Omnidirectional Treadmills

Omnidirectional Treadmills

This is probably one of the most extravagant and impractical VR accessories you can buy, but it also literally opens up the VR world for you without the fear that you’ll literally hit a wall in real life. Basically, an omnidirectional treadmill allows you to walk (or run) in any direction you want. Advanced models let you jump and crouch as well. There are basic units that only allow a sort of shuffling walk and others, such as the Virtuix Omni, that let you run as fast as your legs can go, with the help of special low-friction shoes and a harness.

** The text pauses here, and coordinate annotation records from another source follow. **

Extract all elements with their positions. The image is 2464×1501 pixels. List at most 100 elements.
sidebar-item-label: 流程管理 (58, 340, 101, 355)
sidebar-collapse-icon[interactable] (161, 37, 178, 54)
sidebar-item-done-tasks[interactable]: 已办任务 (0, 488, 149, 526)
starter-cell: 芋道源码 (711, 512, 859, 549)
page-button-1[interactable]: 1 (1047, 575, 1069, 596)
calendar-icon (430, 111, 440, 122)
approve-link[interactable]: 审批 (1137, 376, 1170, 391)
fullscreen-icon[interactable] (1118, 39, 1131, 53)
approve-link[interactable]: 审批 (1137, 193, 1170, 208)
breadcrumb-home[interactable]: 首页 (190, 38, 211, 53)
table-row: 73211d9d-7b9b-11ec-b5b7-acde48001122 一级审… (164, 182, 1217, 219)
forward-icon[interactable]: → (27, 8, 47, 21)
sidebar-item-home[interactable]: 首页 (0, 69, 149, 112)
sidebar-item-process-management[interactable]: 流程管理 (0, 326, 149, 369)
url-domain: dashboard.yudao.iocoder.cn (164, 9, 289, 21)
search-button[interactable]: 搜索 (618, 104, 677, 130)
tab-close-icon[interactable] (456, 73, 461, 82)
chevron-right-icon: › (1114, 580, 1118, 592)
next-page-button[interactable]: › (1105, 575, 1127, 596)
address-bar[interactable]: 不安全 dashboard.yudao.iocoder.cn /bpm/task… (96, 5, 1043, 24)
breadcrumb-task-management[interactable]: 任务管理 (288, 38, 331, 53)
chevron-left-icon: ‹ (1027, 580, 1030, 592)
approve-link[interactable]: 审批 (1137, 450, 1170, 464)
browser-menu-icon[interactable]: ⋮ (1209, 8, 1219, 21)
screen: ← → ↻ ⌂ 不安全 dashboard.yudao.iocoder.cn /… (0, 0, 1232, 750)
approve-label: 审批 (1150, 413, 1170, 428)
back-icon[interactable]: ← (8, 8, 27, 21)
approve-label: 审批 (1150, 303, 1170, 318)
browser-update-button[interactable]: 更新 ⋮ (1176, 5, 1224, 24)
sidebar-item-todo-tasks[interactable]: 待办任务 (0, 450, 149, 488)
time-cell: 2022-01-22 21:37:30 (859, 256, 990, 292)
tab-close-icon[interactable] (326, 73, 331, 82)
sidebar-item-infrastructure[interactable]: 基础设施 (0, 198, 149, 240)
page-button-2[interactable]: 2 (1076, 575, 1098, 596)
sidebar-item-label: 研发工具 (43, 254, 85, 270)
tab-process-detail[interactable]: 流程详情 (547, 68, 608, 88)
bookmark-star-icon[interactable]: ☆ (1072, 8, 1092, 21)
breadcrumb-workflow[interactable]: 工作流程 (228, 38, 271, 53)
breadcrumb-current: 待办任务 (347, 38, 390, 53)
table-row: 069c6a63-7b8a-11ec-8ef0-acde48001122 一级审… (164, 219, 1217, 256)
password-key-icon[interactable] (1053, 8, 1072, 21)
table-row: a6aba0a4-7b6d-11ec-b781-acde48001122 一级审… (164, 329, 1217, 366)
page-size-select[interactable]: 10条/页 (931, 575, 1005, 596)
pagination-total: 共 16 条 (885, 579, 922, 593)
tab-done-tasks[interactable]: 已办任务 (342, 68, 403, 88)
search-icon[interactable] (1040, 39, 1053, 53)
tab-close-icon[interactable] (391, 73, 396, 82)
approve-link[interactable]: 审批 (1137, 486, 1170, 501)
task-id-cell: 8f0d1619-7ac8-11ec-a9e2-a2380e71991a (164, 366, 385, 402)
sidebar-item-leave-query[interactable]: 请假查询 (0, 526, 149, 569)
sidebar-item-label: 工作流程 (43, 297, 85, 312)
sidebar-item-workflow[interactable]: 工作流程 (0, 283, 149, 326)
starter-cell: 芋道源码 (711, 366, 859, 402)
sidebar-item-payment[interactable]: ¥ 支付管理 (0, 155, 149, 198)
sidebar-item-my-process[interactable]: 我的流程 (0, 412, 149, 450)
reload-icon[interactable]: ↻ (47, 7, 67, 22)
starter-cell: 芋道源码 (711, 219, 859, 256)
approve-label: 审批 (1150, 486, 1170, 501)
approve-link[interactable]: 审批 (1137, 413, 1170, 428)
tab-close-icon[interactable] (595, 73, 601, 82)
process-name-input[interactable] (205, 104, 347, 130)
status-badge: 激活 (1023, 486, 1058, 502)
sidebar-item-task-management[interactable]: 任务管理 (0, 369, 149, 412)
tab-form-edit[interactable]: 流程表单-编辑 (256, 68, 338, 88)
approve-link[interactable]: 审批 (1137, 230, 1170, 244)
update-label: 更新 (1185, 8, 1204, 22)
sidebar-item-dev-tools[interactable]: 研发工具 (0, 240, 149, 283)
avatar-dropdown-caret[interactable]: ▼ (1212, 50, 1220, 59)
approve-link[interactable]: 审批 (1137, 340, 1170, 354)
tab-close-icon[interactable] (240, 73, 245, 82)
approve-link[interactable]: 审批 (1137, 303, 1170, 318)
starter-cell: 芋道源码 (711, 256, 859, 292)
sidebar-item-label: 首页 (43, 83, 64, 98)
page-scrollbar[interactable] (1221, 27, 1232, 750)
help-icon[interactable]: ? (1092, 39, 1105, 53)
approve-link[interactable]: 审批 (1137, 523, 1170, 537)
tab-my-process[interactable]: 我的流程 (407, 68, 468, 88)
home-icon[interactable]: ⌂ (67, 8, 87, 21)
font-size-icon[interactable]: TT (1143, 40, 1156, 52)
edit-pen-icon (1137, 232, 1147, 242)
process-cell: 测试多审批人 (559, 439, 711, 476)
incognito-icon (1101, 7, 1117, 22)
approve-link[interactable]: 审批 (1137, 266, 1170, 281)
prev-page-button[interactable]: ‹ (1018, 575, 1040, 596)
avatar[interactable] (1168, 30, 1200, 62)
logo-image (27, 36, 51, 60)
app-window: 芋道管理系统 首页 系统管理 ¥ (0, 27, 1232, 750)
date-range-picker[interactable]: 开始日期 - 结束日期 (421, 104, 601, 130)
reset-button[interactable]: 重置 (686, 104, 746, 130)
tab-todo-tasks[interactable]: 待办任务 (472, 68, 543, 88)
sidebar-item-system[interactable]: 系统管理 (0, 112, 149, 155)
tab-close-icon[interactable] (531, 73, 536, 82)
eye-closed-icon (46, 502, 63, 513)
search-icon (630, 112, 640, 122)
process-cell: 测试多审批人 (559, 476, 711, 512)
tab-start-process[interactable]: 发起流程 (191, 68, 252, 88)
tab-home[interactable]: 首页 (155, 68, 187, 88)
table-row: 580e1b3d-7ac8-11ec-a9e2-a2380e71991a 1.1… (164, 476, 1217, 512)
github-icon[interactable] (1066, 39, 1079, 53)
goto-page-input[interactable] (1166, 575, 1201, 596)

The big value proposition of these treadmills is that they allow you to explore the VR world freely and naturally. Playing something like Skyrim VR means you can walk for miles through the forests and mountains, rather than feeling like a guy in a chair being pushed through the fantasy world like a medieval Professor X from the X-men.

The big, high-end devices like the Omni are incredibly expensive and it’s really just VR arcades that buy these, but more basic models for consumer use are available. At the high end we are talking thousands of dollars just for the treadmill, but if you’re a hardcore VR fan then this is a massive leap in immersiveness.

Foot Motion Controllers

Omnidirectional treadmills are awesome, but for 99% of people they just aren’t practical or affordable. Does that mean you have to be bound to a chair or thumbstick movement controls forever? It turns out there is a middle ground.

Foot motion controllers, like the one from 3dRudder, take subtle inputs from your feet and then interpret them as walking, running, jumping, or crouching. I’ve seen some solutions that attach to your shoes and others that work more like the old Wii balance board, where you shift your weight in the direction you want to go. It might not be actual walking, but it does free up your hands from doing double duty as both hands and feet.

Cockpit Motion Engines

VRMotion

In my article on how to build a pro racing rig I briefly talked about cockpit motion simulators. While they have a big role to play in high-end racing setups, VR or otherwise, they really apply to any sort of cockpit-based VR game from flight sims to stompy sci-fi mech games. A cockpit motion engine attached to a cockpit sim frame moves the whole thing to let you feel what’s happening in VR.

You may have seen the ultra high-end version of this at theme parks or malls, where you sit inside a virtual roller coaster. There are powerful hydraulic arms that shake and move the cab around to give you a simulated roller coaster feel. The ones you can buy for home use obviously can’t flip you upside down or tilt the whole platform the way that big theme park rigs can, but it’s still an amazing experience to feel full-body roll and shudder.

In fact, these systems have clever tricks to make you feel like you’re spinning or moving further than you actually are. It’s a pretty advanced piece of technology and you’re likely to pay thousands of dollars for this add-on as it stands. If you are super serious about your sims however, few things can top this technology.

Smell Simulators

Feelreal Kickstarter

VR is covering almost all of the senses. Sight, sound, touch, texture, and even hot and cold are possible. So what about smell? It might not be the flashiest aspect of VR, but smell is an important part of how we perceive the world. For one thing, smell is the strongest trigger of memory and is therefore also something that helps cement experiences as real.

Generating smells is pretty hard. We don’t have the technology to synthesize whatever chemical we need to produce a given smell. So olfactory VR attachments have a limited palette of odors. The most well-known commercial product is the FeelReal scent mask, which reached its crowdfunding goal at the start of 2019. This device attaches to the bottom of existing VR headsets and covers your nose. As VR tech goes, this is pretty niche, but in the future we may have devices that can simulate a wide variety of smells. Maybe the smell of blood will make people less likely to shoot the enemy in VR. You know what – I think I’d turn that off in the settings.